Speaker
Description
High-gain harmonic generation (HGHG) is known to be critically sensitive to residual group-delay dispersion (GDD) and third-order dispersion (TOD) in the seed laser, which distort the temporal profile and degrade the harmonic up-conversion spectrum. The feasibility of the direct-amplification enabled harmonic generation (DEHG) scheme has been experimentally demonstrated [Phys. Rev. Lett., 2025]. In the long modulator of DEHG, the seed is first directly amplified to a long, relatively flat radiation pulse. Owing to the slippage between electrons and radiation, each longitudinal electron slice samples the laser field across many optical cycles, thereby averaging out the fine temporal distortions induced by GDD and TOD. Consequently, the energy modulation is governed by the seed spectral envelope rather than the instantaneous intensity, making the subsequent harmonic bunching highly insensitive to dispersion.

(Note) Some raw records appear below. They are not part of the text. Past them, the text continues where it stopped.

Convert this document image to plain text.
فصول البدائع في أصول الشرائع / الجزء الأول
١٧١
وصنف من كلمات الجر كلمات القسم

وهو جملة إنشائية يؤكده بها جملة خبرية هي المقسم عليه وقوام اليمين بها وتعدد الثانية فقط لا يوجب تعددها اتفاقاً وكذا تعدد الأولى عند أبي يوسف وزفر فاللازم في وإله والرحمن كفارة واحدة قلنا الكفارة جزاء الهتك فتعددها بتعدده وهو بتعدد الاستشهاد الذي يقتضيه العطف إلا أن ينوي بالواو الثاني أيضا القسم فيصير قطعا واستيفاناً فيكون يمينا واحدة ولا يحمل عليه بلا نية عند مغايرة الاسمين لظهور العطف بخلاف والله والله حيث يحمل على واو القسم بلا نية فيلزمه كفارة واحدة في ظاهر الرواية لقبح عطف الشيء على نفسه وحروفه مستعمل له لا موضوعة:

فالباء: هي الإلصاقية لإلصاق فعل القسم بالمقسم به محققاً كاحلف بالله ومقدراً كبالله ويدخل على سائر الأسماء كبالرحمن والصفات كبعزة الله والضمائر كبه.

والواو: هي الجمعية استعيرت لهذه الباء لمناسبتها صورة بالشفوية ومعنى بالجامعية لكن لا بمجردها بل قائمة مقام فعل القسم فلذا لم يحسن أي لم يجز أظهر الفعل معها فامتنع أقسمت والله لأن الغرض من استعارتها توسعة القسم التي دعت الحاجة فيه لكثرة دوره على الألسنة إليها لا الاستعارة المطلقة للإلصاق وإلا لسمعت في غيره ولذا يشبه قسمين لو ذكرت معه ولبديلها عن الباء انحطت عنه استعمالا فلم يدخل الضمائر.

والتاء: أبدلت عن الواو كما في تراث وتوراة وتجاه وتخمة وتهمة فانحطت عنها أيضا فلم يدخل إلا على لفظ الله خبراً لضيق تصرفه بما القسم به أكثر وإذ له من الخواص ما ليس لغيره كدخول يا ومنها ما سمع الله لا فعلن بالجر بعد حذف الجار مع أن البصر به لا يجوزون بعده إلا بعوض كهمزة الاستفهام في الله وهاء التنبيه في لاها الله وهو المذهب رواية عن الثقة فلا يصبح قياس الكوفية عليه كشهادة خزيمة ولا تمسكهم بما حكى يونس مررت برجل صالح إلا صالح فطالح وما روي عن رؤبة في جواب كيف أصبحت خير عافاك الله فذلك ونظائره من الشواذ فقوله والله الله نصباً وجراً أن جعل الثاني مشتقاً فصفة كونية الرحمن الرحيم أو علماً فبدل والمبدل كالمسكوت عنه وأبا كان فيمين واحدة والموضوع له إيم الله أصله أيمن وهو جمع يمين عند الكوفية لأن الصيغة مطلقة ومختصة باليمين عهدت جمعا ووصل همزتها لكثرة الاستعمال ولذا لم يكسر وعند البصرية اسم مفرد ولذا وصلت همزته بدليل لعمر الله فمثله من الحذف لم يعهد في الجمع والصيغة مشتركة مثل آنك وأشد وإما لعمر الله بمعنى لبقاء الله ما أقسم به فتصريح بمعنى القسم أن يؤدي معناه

In addition, the prolonged interaction length intrinsically homogenizes the transverse modulation distribution across the electron beam, further stabilizing the output. These effects enable DEHG to preserve nearly transform-limited harmonic spectra without the need for precise dispersion compensation, significantly relaxing seed laser requirements and positioning DEHG as a robust, practical route for high-repetition-rate seeded FEL facilities.